Índice que reajusta aluguel sobe 8,24% no acumulado de 12 meses

Crescimento deve continuar nos próximos dois meses, afirma economista

Prédios na Zona Norte de São Paulo
Prédios na Zona Norte de São Paulo - Eduardo Anizelli/Folhapress
Arthur Cagliari
São Pauilo

O IGP-M (Índice Geral de Preços-Mercado), usado como referência para correção de contrato de aluguel residencial, desacelerou para 0,51% em julho, contra 1,87% no mês anterior. No acumulado de 12 meses, porém, a alta é de 8,24%, acima do valor de 6,92% registrado em junho, informou a FGV (Fundação Getulio Vargas) nesta segunda-feira (30).

O acumulado de 12 meses do IGP-M é utilizado como referência para a correção de valores de contratos, como os de aluguel de imóveis residenciais. O reajuste de julho deve ser utilizado em contratos que vencem em agosto, cujo pagamento ocorre em setembro. 

Para Salomão Quadros, superintendente-adjunto de inflação do Ibre-FGV, a alta no acumulado de 12 meses é reflexo de instabilidades ocorridas na economia do país neste ano.

"A relação de 12 meses sobe porque nesse período tivemos alta no preço da gasolina, um câmbio instável e também a paralisação dos caminhoneiros. O valor do índice para esse período deve continuar a subir nos próximos dois meses, já que no ano passado tivemos taxas negativas."

Em pesquisa do Datafolha, realizada em junho, sete de cada dez brasileiros avaliaram que a paralisação dos caminhoneiros trouxe mais prejuízos do que benefícios ao país e disseram que o governo deveria controlar o preço dos combustíveis e do gás de cozinha mesmo que isso resulte em prejuízo à Petrobras.

NOVOS CONTRATOS

Quem está prestes a sair de um contrato e não quer refazê-lo com o atual valor e ajuste do IGP-M encontra-se em bom momento para negociar um novo acordo, explica Mark Turnbull, diretor de locação do Secovi-SP (Sindicato da Habitação).

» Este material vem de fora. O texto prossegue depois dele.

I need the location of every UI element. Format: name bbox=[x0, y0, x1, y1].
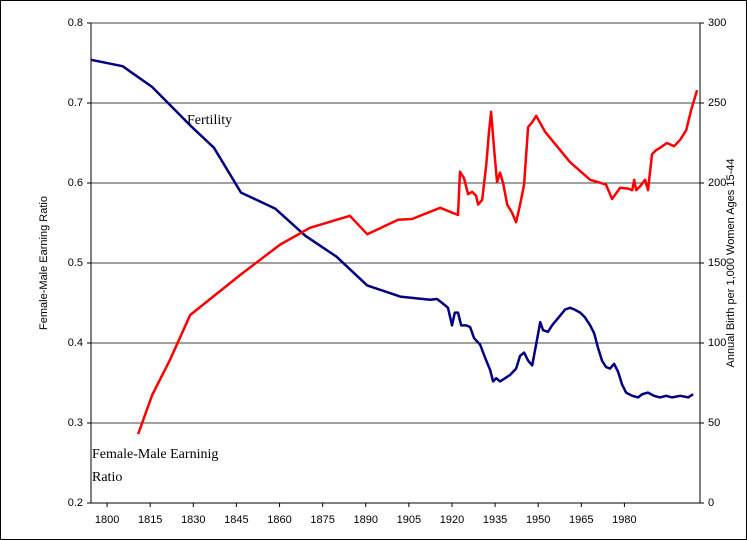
x-tick-label: 1890 bbox=[354, 514, 378, 526]
x-tick-label: 1860 bbox=[267, 514, 291, 526]
annotation: Fertility bbox=[187, 113, 232, 128]
y2-axis-label: Annual Birth per 1,000 Women Ages 15-44 bbox=[725, 159, 737, 368]
annotation: Ratio bbox=[92, 470, 122, 485]
y2-tick-label: 50 bbox=[708, 417, 720, 429]
line-series bbox=[90, 58, 694, 399]
y-tick-label: 0.7 bbox=[68, 97, 83, 109]
y2-tick-label: 100 bbox=[708, 337, 726, 349]
y-axis-label: Female-Male Earning Ratio bbox=[38, 196, 50, 330]
x-tick-label: 1920 bbox=[440, 514, 464, 526]
y-tick-label: 0.2 bbox=[68, 497, 83, 509]
x-tick-label: 1875 bbox=[310, 514, 334, 526]
x-tick-label: 1950 bbox=[526, 514, 550, 526]
y2-tick-label: 250 bbox=[708, 97, 726, 109]
y2-tick-label: 0 bbox=[708, 497, 714, 509]
y2-tick-label: 150 bbox=[708, 257, 726, 269]
y2-tick-label: 300 bbox=[708, 17, 726, 29]
y-tick-label: 0.8 bbox=[68, 17, 83, 29]
x-tick-label: 1905 bbox=[397, 514, 421, 526]
x-tick-label: 1845 bbox=[224, 514, 248, 526]
annotation: Female-Male Earninig bbox=[92, 447, 218, 462]
x-tick-label: 1815 bbox=[138, 514, 162, 526]
x-tick-label: 1830 bbox=[181, 514, 205, 526]
line-series bbox=[136, 89, 699, 435]
y-tick-label: 0.3 bbox=[68, 417, 83, 429]
x-tick-label: 1980 bbox=[612, 514, 636, 526]
x-tick-label: 1800 bbox=[95, 514, 119, 526]
y-tick-label: 0.6 bbox=[68, 177, 83, 189]
y2-tick-label: 200 bbox=[708, 177, 726, 189]
x-tick-label: 1935 bbox=[483, 514, 507, 526]
y-tick-label: 0.4 bbox=[68, 337, 83, 349]
x-tick-label: 1965 bbox=[569, 514, 593, 526]
y-tick-label: 0.5 bbox=[68, 257, 83, 269]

“Se o inquilino paga as contas em dia e vai refazer um contrato antigo, essa é a hora de negociar com o proprietário. O mercado ainda está favorável para o locatário porque a oferta de imóveis se mantém grande".

Turnbull diz ainda que por esse ano não há nada no horizonte que deva fazer com que os preços subam. "Há uma reação, mas ainda é muito pequena para dizer que os números vão virar".

DESACELERAÇÃO

Embora no acumulado o valor do índice suba, se analisado somente em julho a desaceleração mostra que o câmbio mais estável neste mês e a paralisação dos caminhoneiros deixaram os preços recuar.

O Índice de Preços ao Produtor Amplo (IPA), que responde por 60% do índice geral e apura a variação dos preços no atacado, por exemplo, apresentou variação positiva de 0,50%, contra 2,33% no mês anterior. O destaque ficou para os Produtos Agropecuários, cujos preços recuaram 1,83%, depois de terem subido 3,03% em junho. ​

O Índice de Preços ao Consumidor (IPC), que tem peso de 30% no índice geral, desacelerou a alta a 0,44%, contra 1,09% antes, com recuo em sete das oito classes de despesa que compõem o índice.

A principal contribuição para o movimento veio do grupo de alimentação, que registrou queda de 0,19%, ante avanço de 1,55% no mês anterior. O Índice Nacional de Custo da Construção (INCC) avançou 0,72% em julho, depois de subir 0,76% antes.